Question: Was the Torah actually given on Shavuos? From my study of this question, it seems like the answer is not clear.
Answer: (We will continue our series on “Making Up For All That Was Missed” in next week’s issue.) The Torah does not tell us when Hashem descended on Har Sinai to give us the Torah, but a simple calculation places this event right around the time of Shavuot.
The book of Exodus (19:1) tells us that Bnei Yisrael arrived in the Sinai desert in the third month after leaving Egypt, which is Sivan. The Torah says they arrived “bayom hazeh – on this day,” which according to the Gemara (Shabbat 86b) was Rosh Chodesh.
The Gemara records a dispute about the days leading up to the giving of the Torah. In R. Yosi’s view: Rosh Chodesh was declared on Sunday; on Monday, Moshe Rabbeinu reported Hashem’s words, “Ve’atem tihyu li mamlechet kohanim vegoy kadosh – And you shall be unto me as a kingdom of priests and a holy nation” (Exodus 19:6); on Tuesday, Bnei Yisrael were commanded to set boundaries around Mount Sinai, and on Wednesday they were commanded to separate from their wives for three days – Wednesday, Thursday and Friday.
The Sages, on the other hand, maintain that the events occurred as follows: Rosh Chodesh was declared on Monday; on Tuesday, Bnei Yisrael were told they would be a kingdom of priests; on Wednesday, they were commanded to set boundaries; and on Thursday, they were commanded to separate from their wives for two days – Thursday and Friday. (According to R’ Yosi, the third day of separation was Moshe’s idea, which G-d approved. According to the Sages, Moshe did not add a third day of separation.)
Rava notes that both opinions agree (based on a gezeirah shavah) that the Torah was given on Shabbat. But was it given on Shavuot (which is defined as the 50th day after the first day of Pesach)?

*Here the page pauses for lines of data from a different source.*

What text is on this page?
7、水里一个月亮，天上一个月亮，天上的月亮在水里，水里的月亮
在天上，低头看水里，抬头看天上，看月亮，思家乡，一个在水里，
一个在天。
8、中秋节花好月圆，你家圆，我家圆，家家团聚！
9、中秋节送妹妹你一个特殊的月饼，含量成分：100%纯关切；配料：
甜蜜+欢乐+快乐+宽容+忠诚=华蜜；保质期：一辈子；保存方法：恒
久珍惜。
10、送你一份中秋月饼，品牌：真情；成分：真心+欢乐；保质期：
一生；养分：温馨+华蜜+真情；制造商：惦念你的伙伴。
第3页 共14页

According to the Sages, it clearly was. There were 15 days in Nissan after the first day of Pesach, 29 days in Iyar, and five days in Sivan before Shabbat for a total of 49 days. The Jews received the Torah on the following day – the 50th day – which was Shavuot.
However, according to R. Yosi, Rosh Chodesh Sivan was on a Sunday, and thus there were six days before the Shabbat on which the Torah was given. In other words, the Torah was given on the 51st day, which is the day after Shavuot.
The Magen Avraham (Orach Chayim 494:1) makes this calculation and concludes that the Torah was given on the 51st day as a hint to yom tov sheni shel galuyot – the second day of Yom Tov that we celebrate in the Diaspora.
Chok Yaakov (Orach Chayim, ad loc.) is very critical of this answer because, based on it, the 51st day should be the main day of Shavuot. Yet, in Eretz Yisrael this day is not celebrated at all! Therefore, he suggests the following (with Shulchan Aruch HaRav agreeing): In ancient times, when the new moon was proclaimed based on eyewitness testimony, Shavuot would indeed sometimes fall on the seventh of Sivan, which was when the Jews received the Torah according to R’ Yosi.
In our prayers on Shavuot, we say, “Zeman mattan torateinu – the time we were given the Torah” instead of “Yom mattan torateinu – the day we were given the Torah,” but that’s not because we don’t know the Torah was given on the day of Shavuot. It’s because the term “zeman” is more appropriate for all the other yamim tovim (which extend over several days) and we follow the rule of lo plug – that the Rabbis did not differentiate, seeking one uniform law.
Why, though, does the Torah not state clearly the date on which the Torah was given? The Klei Yakar, commenting on Leviticus 23:16 (“…vehikravtem mincha chadasha laShem – and you shall offer a new meal offering to Hashem”), writes that the word “chadasha” (new) in this verse, which describes the 50th day of the Omer (the day the Torah was given), teaches us that the Torah must seem new to us every day, as if we just received it. We should feel just as excited about the words of the Torah today as we did when we first received it.
Interestingly, the Torah never states that Rosh Hashanah is a day of judgment either – and perhaps for the same reason: We should view every day as a day of judgment. R. Eliezer (Shabbat 153a) states, “Repent one day before your death.” How does a person know when he will die? He doesn’t. Thus, to properly fulfill this directive, a person must view every day as if it were the day before his death and repent.
May our people merit the imminent redemption speedily in our days.